Housing and Services: A Critical Combination - Provisions in LGBT-specific Housing

October 2011 | Seth Kilbourn, Executive Director, Openhouse

Putting in place the housing, services and community programs necessary to age with dignity and grace is a vital need for today’s LGBT older adults and the wave of Baby Boomers to follow.  Openhouse has been working in San Francisco for nearly 13 years to build these pillars of healthy aging.  Our core belief—reinforced every day by the LGBT older adults we serve—is that housing, support services and a true sense of community must exist and work together in a way that serves the whole person, whose needs are never neatly divided into categories.  

In April 2008 Openhouse received permission from the City of San Francisco to build a new senior housing facility expressly welcoming to LGBT older adults at 55 Laguna Street, the site of the former University of California Extension campus in San Francisco.  Openhouse plans to build 109 apartments, which will all be rented to people 55 and over who are low-income.  Earlier this year, after three years of delay following the economic crisis, Openhouse secured almost $600,000 in financing from the City of San Francisco to begin designing and engineering our building.

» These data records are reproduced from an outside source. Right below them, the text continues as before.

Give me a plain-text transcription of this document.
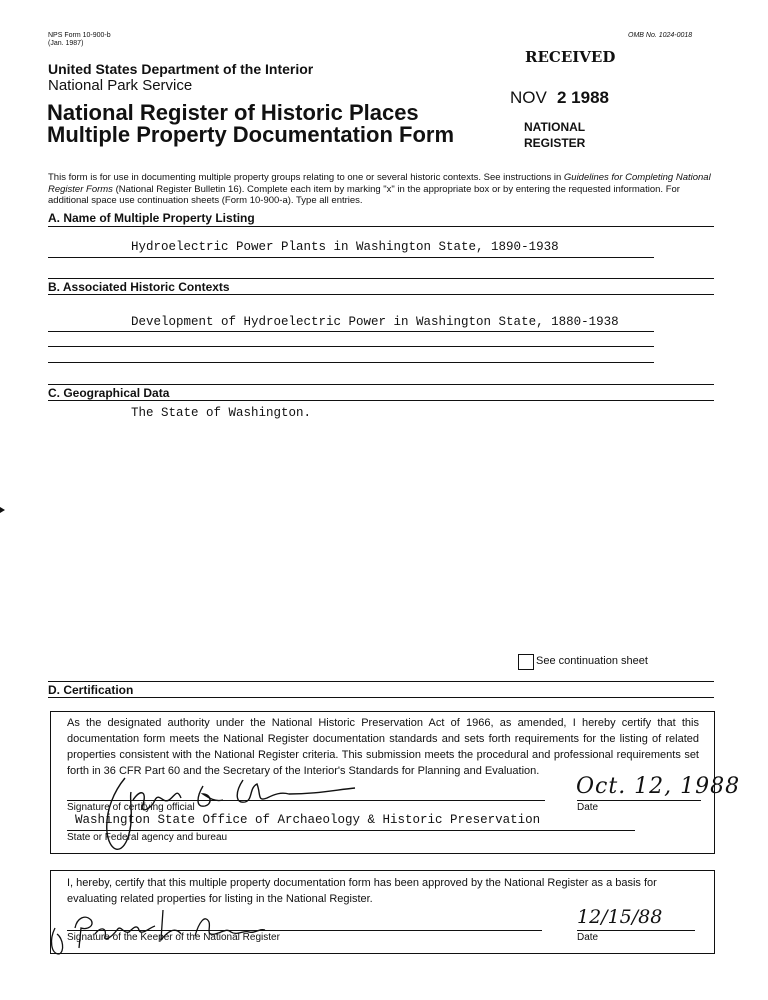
NPS Form 10-900-b
(Jan. 1987)
OMB No. 1024-0018
United States Department of the Interior
National Park Service
National Register of Historic Places
Multiple Property Documentation Form
RECEIVED
NOV 2 1988
NATIONAL
REGISTER
This form is for use in documenting multiple property groups relating to one or several historic contexts. See instructions in Guidelines for Completing National Register Forms (National Register Bulletin 16). Complete each item by marking "x" in the appropriate box or by entering the requested information. For additional space use continuation sheets (Form 10-900-a). Type all entries.
A. Name of Multiple Property Listing
Hydroelectric Power Plants in Washington State, 1890-1938
B. Associated Historic Contexts
Development of Hydroelectric Power in Washington State, 1880-1938
C. Geographical Data
The State of Washington.
See continuation sheet
D. Certification
As the designated authority under the National Historic Preservation Act of 1966, as amended, I hereby certify that this documentation form meets the National Register documentation standards and sets forth requirements for the listing of related properties consistent with the National Register criteria. This submission meets the procedural and professional requirements set forth in 36 CFR Part 60 and the Secretary of the Interior's Standards for Planning and Evaluation.
Signature of certifying official	Date
Oct. 12, 1988
Washington State Office of Archaeology & Historic Preservation
State or Federal agency and bureau
I, hereby, certify that this multiple property documentation form has been approved by the National Register as a basis for evaluating related properties for listing in the National Register.
Signature of the Keeper of the National Register
12/15/88
Date
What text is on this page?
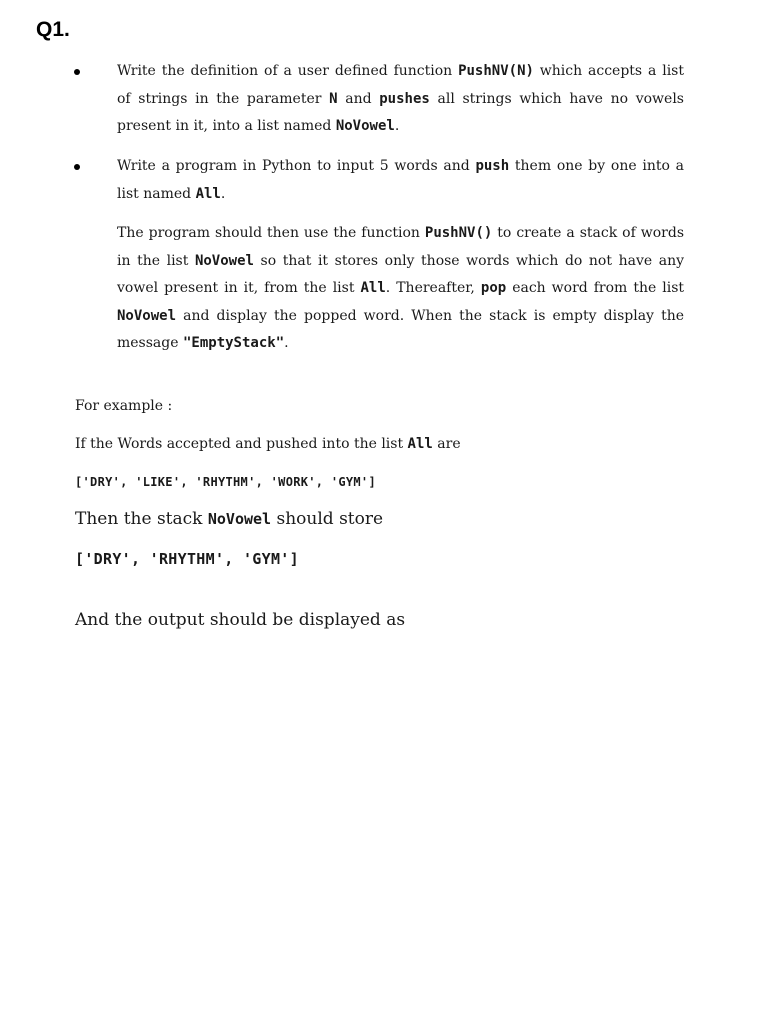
Q1.
Write the definition of a user defined function PushNV(N) which accepts a list of strings in the parameter N and pushes all strings which have no vowels present in it, into a list named NoVowel.
Write a program in Python to input 5 words and push them one by one into a list named All.
The program should then use the function PushNV() to create a stack of words in the list NoVowel so that it stores only those words which do not have any vowel present in it, from the list All. Thereafter, pop each word from the list NoVowel and display the popped word. When the stack is empty display the message "EmptyStack".
For example :
If the Words accepted and pushed into the list All are
['DRY', 'LIKE', 'RHYTHM', 'WORK', 'GYM']
Then the stack NoVowel should store
['DRY', 'RHYTHM', 'GYM']
And the output should be displayed as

We are finally on our way.

For us, building housing is about building community, which is critically important for today’s LGBT elders.  One LGBT older adult, for example, wrote to the San Francisco Planning Commission that he was forced to leave San Francisco at age 62 because he could not find any affordable housing after being displaced from his rent-controlled apartment.  Now living in a suburb, he has lost his network of support and must travel to San Francisco for his medical treatment for HIV.  “Had a program like the 55 Laguna project existed four years ago, I might not now be in this depressing, untenable situation,” he wrote.  A lesbian elder, now living in subsidized housing north of San Francisco, wrote that she desperately misses her community of friends, contacts and medical support.  “Since I don’t know how much longer I will be able to financially or physically be able to drive to San Francisco, I need the exact kind of housing that Openhouse will sponsor at 55 Laguna,” she said. 

For those LGBT older adults who stay in San Francisco, many are forced to move into single room occupancy hotels.  For LGBT older adults who can afford to stay in San Francisco, many are understandably fearful about moving into housing communities that may not fully welcome them.  LGBT elders of all income levels thus reach out to Openhouse every day in search of safe and secure housing.  A system in which LGBT older adults retreat to the closet, return to the shadows and are no longer fully integrated into the larger social fabric of San Francisco is intolerable.  That is why LGBT-welcoming housing for older adults is so important.

But housing alone is not enough.  Support services are essential.  Openhouse currently provides over 1000 hours of structured activities and 800 hours of social services each year to hundreds of LGBT older adults.  The program is designed to help our elders secure stable housing, maintain their independence, reduce their isolation and improve their health, well-being and economic security. Last year, Openhouse was able to place 80 percent of our clients who sought housing assistance either in housing or on a wait list for a future opening.  But 60 percent of them also needed other services like counseling, socialization activities, in-home support, and case-management. 

Combining housing with services is thus critical for older adults to remain independent and healthy.  The Openhouse development at 55 Laguna St. will therefore include new Openhouse offices and an on-site senior community center to provide a wide range of activities and support, whether provided directly by Openhouse or coordinated through partner agencies.  The 55 Laguna St. development will provide a hub for residents and LGBT elders across the city to get the support—and community—they need.

The first Openhouse housing development will benefit the most vulnerable in our community: low-income older adults in need of subsidized housing.  But LGBT elders of all income levels are at risk for social isolation, premature or unnecessary institutionalization, or losing their ability to live in independently. As the housing market and lending environments improve, Openhouse continues to pursue strategies, as part of our long term plans, to build other Openhouse senior communities. 

For decades, thousands of LGBT people have come to San Francisco to find personal freedom and acceptance. Today more than 25,000 LGBT people over 55 live here. As older adults with increasing needs, the pioneers of this migration were (and continue to be) forced “back into the closet” in order to receive quality care or move into residential facilities. They are being forced to relocate, leave dear friends behind, and, all too often, live alone and isolated.  Largely without children and many without partners, LGBT older adults depend on Openhouse and will need 55 Laguna—and future Openhouse communities—as the hub of a strong community network to age with dignity and grace in the place they call home. 


Seth Kilbourn is the Executive Director of Openhouse. Founded in 1998, Openhouse builds housing, provides direct services and develops community programs so that every LGBT senior will: live in safe and stable housing that is affordable to them; be welcomed and appropriately served by all providers along the continuum of care; and be engaged with and supported by their communities of choice.